Classification was conducted at the single‐participant level using 4‐fold cross‐validation separately for each condition (task × deviant type × deviance magnitude). For each participant and condition, trials were stratified and randomly partitioned into four folds: three for training and one held‐out fold for evaluation. Test accuracy was averaged across the four held‐out folds to obtain a single decoding accuracy for each participant and condition, which was used as an index of single‐trial neural discriminability in subsequent brain–behaviour analyses.

Statistical Analysis of Decoding Accuracy and Behavioural Performance

2.5.4

Group‐level effects on decoding accuracy were tested using a mixed‐design ANOVA, with performance group (high vs. low; median split on behavioural ES) as a between‐subjects factor and two within‐subjects factors: task (active vs. passive) and deviant type (frequency, duration, intensity). Omnibus tests were used to assess main effects and interactions, and Tukey's HSD procedure (FWER = 0.05) was applied to follow‐up pairwise comparisons where appropriate.

In addition, linear regression analyses tested whether neural discriminability (single‐trial decoding accuracy) was associated with individual differences in behavioural efficiency (ES). For each deviant type, two separate models were fit with ES as the outcome and either LD‐versus‐standard or SD‐versus‐standard decoding accuracy as the predictor.

Power Analysis

2.5.5

Sensitivity power analyses were conducted in G*Power 3.1 (Faul et al. 2007, 2009) using α = 0.05 (two‐tailed) and 1 − β = 0.80 to determine the minimum detectable effects given the final sample size (N = 47). For the between‐group comparison defined by the median split (high vs. low; n = 24 vs. n = 23), the minimum detectable effect was ηp^2^ = 0.15. For regression analyses relating EEGNet decoding accuracy to ES in a single‐predictor model, the minimum detectable association was |r| = 0.38.

Results

3

Behavioural Performance Across Deviance Types and Magnitudes

3.1

Behavioural results (as shown in Table 2) confirmed a robust manipulation of deviance magnitude: across deviant types, LD was associated with higher detection accuracy and shorter response times than SD, producing substantially higher behavioural efficiency (ES; p < 0.001). This consistent LD–SD separation confirmed that discrimination demands varied in the intended direction across feature types. Figure 2A presents the resulting ES distributions across deviant types and magnitudes, and Figure 2B shows that this efficiency gradient was preserved when stratifying participants by overall performance, with the high‐performance group exhibiting higher ES than the low‐performance group for both LD and SD across deviant types (all p < 0.001).

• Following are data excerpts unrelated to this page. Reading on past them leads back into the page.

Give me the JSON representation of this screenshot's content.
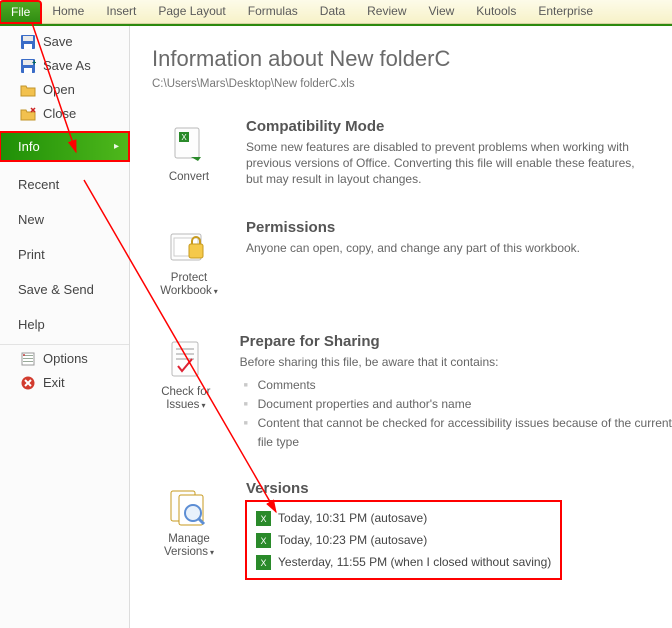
{
  "ribbon": [
    "File",
    "Home",
    "Insert",
    "Page Layout",
    "Formulas",
    "Data",
    "Review",
    "View",
    "Kutools",
    "Enterprise"
  ],
  "sidebar": {
    "items": [
      {
        "icon": "save",
        "label": "Save"
      },
      {
        "icon": "saveas",
        "label": "Save As"
      },
      {
        "icon": "open",
        "label": "Open"
      },
      {
        "icon": "close",
        "label": "Close"
      }
    ],
    "info": "Info",
    "sections": [
      "Recent",
      "New",
      "Print",
      "Save & Send",
      "Help"
    ],
    "footer": [
      {
        "icon": "options",
        "label": "Options"
      },
      {
        "icon": "exit",
        "label": "Exit"
      }
    ]
  },
  "content": {
    "title": "Information about New folderC",
    "path": "C:\\Users\\Mars\\Desktop\\New folderC.xls",
    "compat": {
      "heading": "Compatibility Mode",
      "text": "Some new features are disabled to prevent problems when working with previous versions of Office. Converting this file will enable these features, but may result in layout changes.",
      "button": "Convert"
    },
    "perm": {
      "heading": "Permissions",
      "text": "Anyone can open, copy, and change any part of this workbook.",
      "button": "Protect Workbook"
    },
    "prepare": {
      "heading": "Prepare for Sharing",
      "text": "Before sharing this file, be aware that it contains:",
      "items": [
        "Comments",
        "Document properties and author's name",
        "Content that cannot be checked for accessibility issues because of the current file type"
      ],
      "button": "Check for Issues"
    },
    "versions": {
      "heading": "Versions",
      "items": [
        "Today, 10:31 PM (autosave)",
        "Today, 10:23 PM (autosave)",
        "Yesterday, 11:55 PM (when I closed without saving)"
      ],
      "button": "Manage Versions"
    }
  }
}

*Behavioural efficiency across deviant types and performance groups. (A) Violin plots depict the distribution of ES across deviant types (frequency, duration, and intensity) and deviance magnitudes (large and small). Individual dots represent single participants, and horizontal bars denote medians. Across all three feature dimensions, ES values were significantly higher for large than for small deviants (***p < 0.001), indicating enhanced behavioural efficiency for more salient stimulus changes. (B) Boxplots illustrate ES distributions for low‐ and high‐performance groups, defined by a median split of composite ES scores, shown separately for each deviant type (columns) and deviance magnitude (rows). Within each deviant type, the high‐performance group consistently exhibited higher ES than the low‐performance group for both large and small deviants (**p < 0.001).

Task Effects on ERP Responses to Deviance

3.2

At the group level, spatiotemporal cluster‐based permutation tests on difference waves revealed robust, task‐dependent ERP responses to deviance across feature types (frequency, duration, intensity) and magnitudes (large, small) (Figure 3; all cluster‐wise p < 0.05).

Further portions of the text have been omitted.